F1's tyre supplier has been committed to delivering exciting racing and strategic intrigue since it took over from Bridgestone for 2011, and has ramped up its efforts again this year.
Both Red Bull and Mercedes cited the need to conserve the fragile tyres as the key factor in their team orders at the end of the Malaysian Grand Prix.
That led to suggestions that Pirelli's high-degradation tyres were stifling the action rather than improving it.
Asked for his view on this, Pirelli motorsport chief Paul Hembery suggested the team issues skewed the picture, but said he was open to reviewing the rubber if low-key race finales became a pattern.
"I think we have to be happy," he said. "The two leading teams clearly had issues between the drivers, that maybe took away from what would have been an interesting finale.
"As for wheel to wheel stuff... it is something we will have to review after four races. It is still very early days."
Hembery still believes that the majority of the paddock is happy and Red Bull's criticisms are an exception.

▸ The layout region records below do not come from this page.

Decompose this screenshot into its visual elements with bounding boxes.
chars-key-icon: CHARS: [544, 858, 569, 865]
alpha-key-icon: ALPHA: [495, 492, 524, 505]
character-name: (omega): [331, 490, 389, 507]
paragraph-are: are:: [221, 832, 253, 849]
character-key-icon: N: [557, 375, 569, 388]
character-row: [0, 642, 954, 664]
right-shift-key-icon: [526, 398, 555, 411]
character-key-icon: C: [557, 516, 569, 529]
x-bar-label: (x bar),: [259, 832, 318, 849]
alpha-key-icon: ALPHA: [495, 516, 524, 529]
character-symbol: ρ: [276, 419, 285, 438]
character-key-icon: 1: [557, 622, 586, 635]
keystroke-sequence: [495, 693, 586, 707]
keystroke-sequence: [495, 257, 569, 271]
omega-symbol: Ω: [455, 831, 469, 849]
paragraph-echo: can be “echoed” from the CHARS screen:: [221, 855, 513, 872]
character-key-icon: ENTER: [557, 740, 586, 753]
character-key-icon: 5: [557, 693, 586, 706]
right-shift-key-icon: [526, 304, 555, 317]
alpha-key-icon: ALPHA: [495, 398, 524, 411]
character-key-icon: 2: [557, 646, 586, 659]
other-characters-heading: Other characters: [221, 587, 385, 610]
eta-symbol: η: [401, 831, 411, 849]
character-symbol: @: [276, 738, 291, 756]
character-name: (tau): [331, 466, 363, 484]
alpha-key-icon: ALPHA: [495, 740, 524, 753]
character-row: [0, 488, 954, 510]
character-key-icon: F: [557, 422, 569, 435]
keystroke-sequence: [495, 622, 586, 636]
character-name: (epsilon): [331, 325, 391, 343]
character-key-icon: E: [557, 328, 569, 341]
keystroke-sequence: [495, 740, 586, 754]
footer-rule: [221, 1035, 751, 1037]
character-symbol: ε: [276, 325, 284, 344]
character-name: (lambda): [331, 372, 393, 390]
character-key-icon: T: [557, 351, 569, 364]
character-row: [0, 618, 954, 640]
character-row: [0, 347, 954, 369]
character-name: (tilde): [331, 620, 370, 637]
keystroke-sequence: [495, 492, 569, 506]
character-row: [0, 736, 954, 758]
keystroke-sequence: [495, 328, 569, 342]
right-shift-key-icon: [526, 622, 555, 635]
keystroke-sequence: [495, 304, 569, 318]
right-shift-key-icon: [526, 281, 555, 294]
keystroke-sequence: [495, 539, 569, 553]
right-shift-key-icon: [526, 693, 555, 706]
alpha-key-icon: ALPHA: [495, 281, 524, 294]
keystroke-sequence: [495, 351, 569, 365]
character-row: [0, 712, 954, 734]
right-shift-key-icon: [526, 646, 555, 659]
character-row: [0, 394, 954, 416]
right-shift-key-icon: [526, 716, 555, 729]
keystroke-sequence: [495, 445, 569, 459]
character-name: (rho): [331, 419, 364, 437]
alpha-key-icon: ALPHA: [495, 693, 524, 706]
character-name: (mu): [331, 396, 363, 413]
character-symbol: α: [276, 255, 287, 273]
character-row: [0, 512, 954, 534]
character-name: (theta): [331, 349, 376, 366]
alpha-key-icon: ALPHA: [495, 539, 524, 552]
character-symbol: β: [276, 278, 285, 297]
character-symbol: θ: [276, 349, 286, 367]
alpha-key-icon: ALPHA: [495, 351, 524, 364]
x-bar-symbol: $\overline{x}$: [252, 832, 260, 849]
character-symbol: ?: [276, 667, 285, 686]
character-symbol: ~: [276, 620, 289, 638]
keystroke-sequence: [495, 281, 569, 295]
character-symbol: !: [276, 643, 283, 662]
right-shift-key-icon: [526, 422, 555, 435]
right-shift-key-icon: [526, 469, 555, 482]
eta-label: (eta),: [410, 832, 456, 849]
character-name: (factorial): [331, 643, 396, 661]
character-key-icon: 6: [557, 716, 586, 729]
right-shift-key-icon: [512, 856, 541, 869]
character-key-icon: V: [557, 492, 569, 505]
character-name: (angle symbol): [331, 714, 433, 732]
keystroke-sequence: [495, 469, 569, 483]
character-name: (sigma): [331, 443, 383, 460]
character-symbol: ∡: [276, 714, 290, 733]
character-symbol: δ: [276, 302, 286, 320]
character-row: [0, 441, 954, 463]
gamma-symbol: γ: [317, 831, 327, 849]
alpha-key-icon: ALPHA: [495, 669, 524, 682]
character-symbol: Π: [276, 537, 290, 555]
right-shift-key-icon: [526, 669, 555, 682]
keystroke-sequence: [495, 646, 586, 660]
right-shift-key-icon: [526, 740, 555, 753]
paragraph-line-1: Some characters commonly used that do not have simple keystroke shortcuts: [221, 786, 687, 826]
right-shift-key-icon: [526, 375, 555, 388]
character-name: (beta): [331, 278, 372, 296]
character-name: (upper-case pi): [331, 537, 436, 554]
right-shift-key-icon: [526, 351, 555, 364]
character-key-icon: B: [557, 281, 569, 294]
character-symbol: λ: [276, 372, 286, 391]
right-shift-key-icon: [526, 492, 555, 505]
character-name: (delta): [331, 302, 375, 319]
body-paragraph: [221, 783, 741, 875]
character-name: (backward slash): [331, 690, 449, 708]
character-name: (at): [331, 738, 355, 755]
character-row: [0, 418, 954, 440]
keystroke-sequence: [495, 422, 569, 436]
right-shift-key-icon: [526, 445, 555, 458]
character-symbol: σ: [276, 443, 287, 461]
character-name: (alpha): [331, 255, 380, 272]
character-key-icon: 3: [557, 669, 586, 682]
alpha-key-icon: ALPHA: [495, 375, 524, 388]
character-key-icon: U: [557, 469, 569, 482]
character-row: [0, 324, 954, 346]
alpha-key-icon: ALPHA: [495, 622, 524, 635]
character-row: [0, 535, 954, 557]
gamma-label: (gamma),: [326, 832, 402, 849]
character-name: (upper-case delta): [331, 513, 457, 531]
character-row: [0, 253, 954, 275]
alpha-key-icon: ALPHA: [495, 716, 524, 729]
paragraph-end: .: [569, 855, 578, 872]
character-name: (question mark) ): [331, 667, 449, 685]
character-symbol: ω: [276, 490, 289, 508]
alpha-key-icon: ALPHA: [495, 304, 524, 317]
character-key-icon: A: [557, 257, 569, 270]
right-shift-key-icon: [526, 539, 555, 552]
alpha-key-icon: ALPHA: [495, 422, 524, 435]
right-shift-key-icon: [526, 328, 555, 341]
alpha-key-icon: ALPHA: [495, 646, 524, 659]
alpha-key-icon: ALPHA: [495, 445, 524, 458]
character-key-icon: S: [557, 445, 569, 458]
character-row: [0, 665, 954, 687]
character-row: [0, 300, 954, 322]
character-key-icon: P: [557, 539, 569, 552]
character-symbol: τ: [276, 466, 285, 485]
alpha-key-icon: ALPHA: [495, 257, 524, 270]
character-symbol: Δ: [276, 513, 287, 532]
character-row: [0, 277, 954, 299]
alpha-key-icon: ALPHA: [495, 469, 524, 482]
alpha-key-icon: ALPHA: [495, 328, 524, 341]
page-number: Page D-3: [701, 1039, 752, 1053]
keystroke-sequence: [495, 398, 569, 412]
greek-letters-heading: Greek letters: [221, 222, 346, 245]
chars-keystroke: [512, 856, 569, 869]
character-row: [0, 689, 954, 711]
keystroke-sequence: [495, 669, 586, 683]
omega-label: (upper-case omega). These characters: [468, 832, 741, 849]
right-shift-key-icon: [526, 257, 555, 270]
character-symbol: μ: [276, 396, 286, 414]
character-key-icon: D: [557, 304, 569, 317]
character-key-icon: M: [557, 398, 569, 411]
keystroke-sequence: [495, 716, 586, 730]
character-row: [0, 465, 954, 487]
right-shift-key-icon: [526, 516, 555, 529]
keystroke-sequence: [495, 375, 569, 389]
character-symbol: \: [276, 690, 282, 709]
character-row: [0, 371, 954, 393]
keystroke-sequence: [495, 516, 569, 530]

"If the whole paddock is saying something then that is a bit different," he said.
"You have to do something and make a change and do something different, but if it is isolated and you work out why their concerns are coming forth, because it is not what they say on the surface it is something deeper than that, and you try and work it out.
"We think we know what it was and what it is, but if you go away and do things for one team you will have the whole paddock in uproar."